Direction Version Description
Export QASM 3.0 Circuit → OpenQASM string
Import QASM 2.0/3.0 OpenQASM string → DAG

Benchmark Infrastructure

Tool Description
QASMBench 10 standard + 3 large (20-24 qubit) circuits
Benchpress Adapter Cross-SDK benchmarking API
Turnusol Test 8-test quality litmus test

Parameter Sweep

from quanta import sweep

results = sweep(my_circuit, params={"theta": [0, 0.5, 1.0, 1.5]})
for r in results:
    print(r.summary())

Visualization

  • Probability histogram: print(result)
  • Dirac notation: result.dirac_notation()
  • Statevector display: show_statevector(sv, n)
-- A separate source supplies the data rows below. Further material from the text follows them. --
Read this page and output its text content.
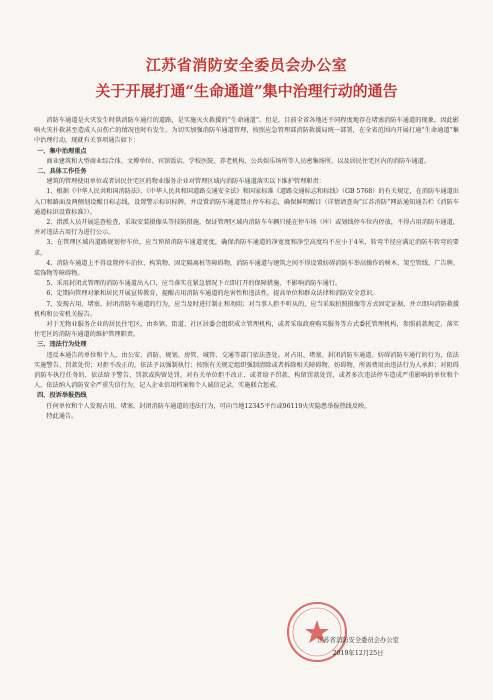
江苏省消防安全委员会办公室
关于开展打通“生命通道”集中治理行动的通告

消防车通道是火灾发生时供消防车通行的道路，是实施灭火救援的“生命通道”。但是，目前全省各地还不同程度地存在堵塞消防车通道的现象，因此影响火灾扑救甚至造成人员伤亡的情况也时有发生。为切实加强消防车通道管理，按照应急管理部消防救援局统一部署，在全省范围内开展打通“生命通道”集中治理行动，现就有关事项通告如下：

一、集中治理重点

商业建筑和大型商业综合体、文博单位、宾馆饭店、学校医院、养老机构、公共娱乐场所等人员密集场所，以及居民住宅区内的消防车通道。

二、具体工作任务

建筑的管理使用单位或者居民住宅区的物业服务企业对管理区域内消防车通道落实以下维护管理职责：

1、根据《中华人民共和国消防法》、《中华人民共和国道路交通安全法》和国家标准《道路交通标志和标线》（GB 5768）的有关规定，在消防车通道出入口和路面及两侧划设醒目标志线，设置警示标识标牌，并设置消防车通道禁止停车标志，确保鲜明醒目（详情请查询“江苏消防”网站通知通告栏《消防车通道标识设置标准》）。

2、指派人员开展巡查检查，采取安装摄像头等技防措施，保证管理区域内消防车车辆只能在停车场（库）或划线停车位内停放，不得占用消防车通道，并对违法占用行为进行公示。

3、在管理区域内道路规划停车位，应当预留消防车通道宽度，确保消防车通道的净宽度和净空高度均不应小于4米，转弯半径应满足消防车转弯的要求。

4、消防车通道上不得设置停车泊位、构筑物、固定隔离桩等障碍物，消防车通道与建筑之间不得设置妨碍消防车举高操作的树木、架空管线、广告牌、装饰物等障碍物。

5、采用封闭式管理的消防车通道出入口，应当落实在紧急情况下立即打开的保障措施，不影响消防车通行。

6、定期向管理对象和居民开展宣传教育，提醒占用消防车通道的危害性和违法性，提高单位和群众法律和消防安全意识。

7、发现占用、堵塞、封闭消防车通道的行为，应当及时进行制止和劝阻；对当事人拒不听从的，应当采取拍照摄像等方式固定证据，并立即向消防救援机构和公安机关报告。

对于无物业服务企业的居民住宅区，由乡镇、街道、社区居委会组织成立管理机构，或者采取政府购买服务等方式委托管理机构，参照前款规定，落实住宅区的消防车通道的维护管理职责。

三、违法行为处理

违反本通告的单位和个人，由公安、消防、规划、房管、城管、交通等部门依法查处。对占用、堵塞、封闭消防车通道、妨碍消防车通行的行为，依法实施警告、罚款处罚；对拒不改正的，依法予以强制执行；按照有关规定组织强制清除或者拆除相关障碍物、妨碍物，所需费用由违法行为人承担；对阻碍消防车执行任务的，依法给予警告、罚款或拘留处罚。对有关单位拒不改正、或者给予罚款、构留罚款处罚，或者多次违法停车造成严重影响的单位和个人，依法纳入消防安全严重失信行为，记入企业信用档案和个人诚信记录，实施联合惩戒。

四、投诉举报热线

任何单位和个人发现占用、堵塞、封闭消防车通道的违法行为，可向当地12345平台或96119火灾隐患举报热线反映。

特此通告。

江苏省消防安全委员会办公室
2019年12月25日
MCP Server (AI Integration)

Quanta SDK can be used as an MCP (Model Context Protocol) server, allowing AI assistants like Claude to perform quantum simulations.

Tool Description
run_circuit Execute arbitrary quantum circuits
create_bell_state Quick entanglement demonstration
grover_search Grover's search algorithm
shor_factor Shor's integer factoring
simulate_noise Noisy circuit simulation (7 channels)
list_gates Available gate reference
explain_result Interpret measurement results
# Local (Claude Desktop)
fastmcp install quanta/mcp_server.py --name "Quanta Quantum SDK"

# Remote (Cloud Run)
python -m quanta.mcp_server --transport sse --port 8080

Deployment

Target Method Use Case
Local pip install quanta-sdk Development, research
Claude Desktop fastmcp install AI-assisted simulation
Cloud Run Dockerfile.mcp + CI/CD Always-on MCP server
Lambda/Functions Lightweight package Serverless computation
CI/CD Pipeline pip install quanta-sdk Automated QC testing

Lightweight advantage: Pure Python + NumPy only. No heavy framework dependencies. Ideal for serverless, edge computing, and embedding in CI/CD pipelines.